Johannesburg (AFP) – Bidvest Wits rose two places to second in the South African Premiership Friday after a late brace by Zimbabwean Terrence Dzvukamanja brought a thrilling 4-2 win at Bloemfontein Celtic.  

After leading and trailing, eighth-place Celtic thought they had secured a point when Tshegofatso Mabasa equalised four minutes from time.

But Dzvukamanja had other ideas, putting Wits ahead for the second time on 88 minutes and assuring the Johannesburg club of victory with a stoppage-time goal.

Victory was a timely boost for Wits after a string of poor results cost them top spot in the most exciting title race for many seasons.

Tebogo Potsane gave Celtic a third-minute lead that Malawian Gabadinho Mhango cancelled after half-time and Gift Motupa put Wits in front for the first time with 20 minutes remaining.

Trophy-holders Mamelodi Sundowns, who are in Morocco this weekend for a CAF Champions League group game, top the table on 43 points with six rounds remaining.

Then come Wits (41 points), Orlando Pirates and Cape Town City (40 each), SuperSport United (39), Polokwane City (37) and Kaizer Chiefs (36).

Sundowns have been champions a record eight times, Chiefs and Pirates four times each, SuperSport on three occasions and Wits once.

Cinderella clubs Cape Town and Polokwane are chasing first titles in the richest African league with a 10 million rand ($695,000/615,000 euros) first prize.    

In other top-half clashes, SuperSport and Chiefs drew 1-1 in Nelspruit and Cape Town were held 0-0 at home by Polokwane. 

A late-season surge by SuperSport has brought them into contention and they led Chiefs within two minutes of the kick-off when Darren Smith scored.

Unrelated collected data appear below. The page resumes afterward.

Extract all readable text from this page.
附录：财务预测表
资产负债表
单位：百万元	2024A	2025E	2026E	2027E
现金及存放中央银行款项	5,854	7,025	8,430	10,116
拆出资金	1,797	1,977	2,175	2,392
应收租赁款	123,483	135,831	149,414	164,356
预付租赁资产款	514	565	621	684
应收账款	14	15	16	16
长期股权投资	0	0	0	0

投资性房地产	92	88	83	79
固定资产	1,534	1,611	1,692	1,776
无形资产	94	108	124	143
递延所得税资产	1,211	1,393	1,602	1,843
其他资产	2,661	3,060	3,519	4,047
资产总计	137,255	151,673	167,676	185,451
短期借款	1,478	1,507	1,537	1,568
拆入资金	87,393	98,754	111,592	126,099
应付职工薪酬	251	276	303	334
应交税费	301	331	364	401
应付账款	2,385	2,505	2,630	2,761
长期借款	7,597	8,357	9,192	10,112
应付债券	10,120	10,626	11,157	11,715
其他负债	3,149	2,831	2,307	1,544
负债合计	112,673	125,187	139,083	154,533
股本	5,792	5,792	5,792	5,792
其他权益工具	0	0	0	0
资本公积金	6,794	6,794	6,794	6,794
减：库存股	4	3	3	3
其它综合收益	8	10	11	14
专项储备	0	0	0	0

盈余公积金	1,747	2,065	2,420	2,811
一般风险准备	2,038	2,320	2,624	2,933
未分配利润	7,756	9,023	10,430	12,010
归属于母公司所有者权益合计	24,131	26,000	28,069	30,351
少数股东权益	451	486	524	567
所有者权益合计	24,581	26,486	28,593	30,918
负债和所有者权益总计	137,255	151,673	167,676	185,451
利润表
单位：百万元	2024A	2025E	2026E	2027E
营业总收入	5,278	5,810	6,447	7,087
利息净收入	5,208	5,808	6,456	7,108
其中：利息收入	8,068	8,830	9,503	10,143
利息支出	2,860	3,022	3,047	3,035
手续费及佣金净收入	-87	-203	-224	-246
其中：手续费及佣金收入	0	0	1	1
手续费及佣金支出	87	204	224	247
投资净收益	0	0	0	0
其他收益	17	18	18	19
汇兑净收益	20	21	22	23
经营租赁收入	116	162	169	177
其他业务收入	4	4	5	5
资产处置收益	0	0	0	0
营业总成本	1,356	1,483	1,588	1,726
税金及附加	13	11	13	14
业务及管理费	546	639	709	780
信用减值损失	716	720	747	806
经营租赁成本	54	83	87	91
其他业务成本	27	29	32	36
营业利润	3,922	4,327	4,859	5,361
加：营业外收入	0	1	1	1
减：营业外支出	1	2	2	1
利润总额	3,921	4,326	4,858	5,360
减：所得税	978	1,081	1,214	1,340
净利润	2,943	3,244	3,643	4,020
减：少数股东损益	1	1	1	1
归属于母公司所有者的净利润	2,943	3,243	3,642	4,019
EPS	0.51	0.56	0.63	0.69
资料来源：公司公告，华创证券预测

Zimbabwe star Khama Billiat levelled on 14 minutes for Chiefs, the most successful club in South Africa but without a trophy since 2015.  

“Neither team deserved to win,” admitted SuperSport coach and former Zimbabwe international Kaitano Tembo. “We wasted chances and so did Chiefs. 

“I thought Chiefs had the edge during the first half, but we reorganised the defence at half-time and stemmed the flow toward our goal.”

Polokwane continue to impress under Slovak coach Jozef Vukusic, who took charge at the start of the season and has worked wonders with a star-less squad.

They succeeded where Sundowns failed recently by containing a Cape Town attack that seldom completes a match without scoring.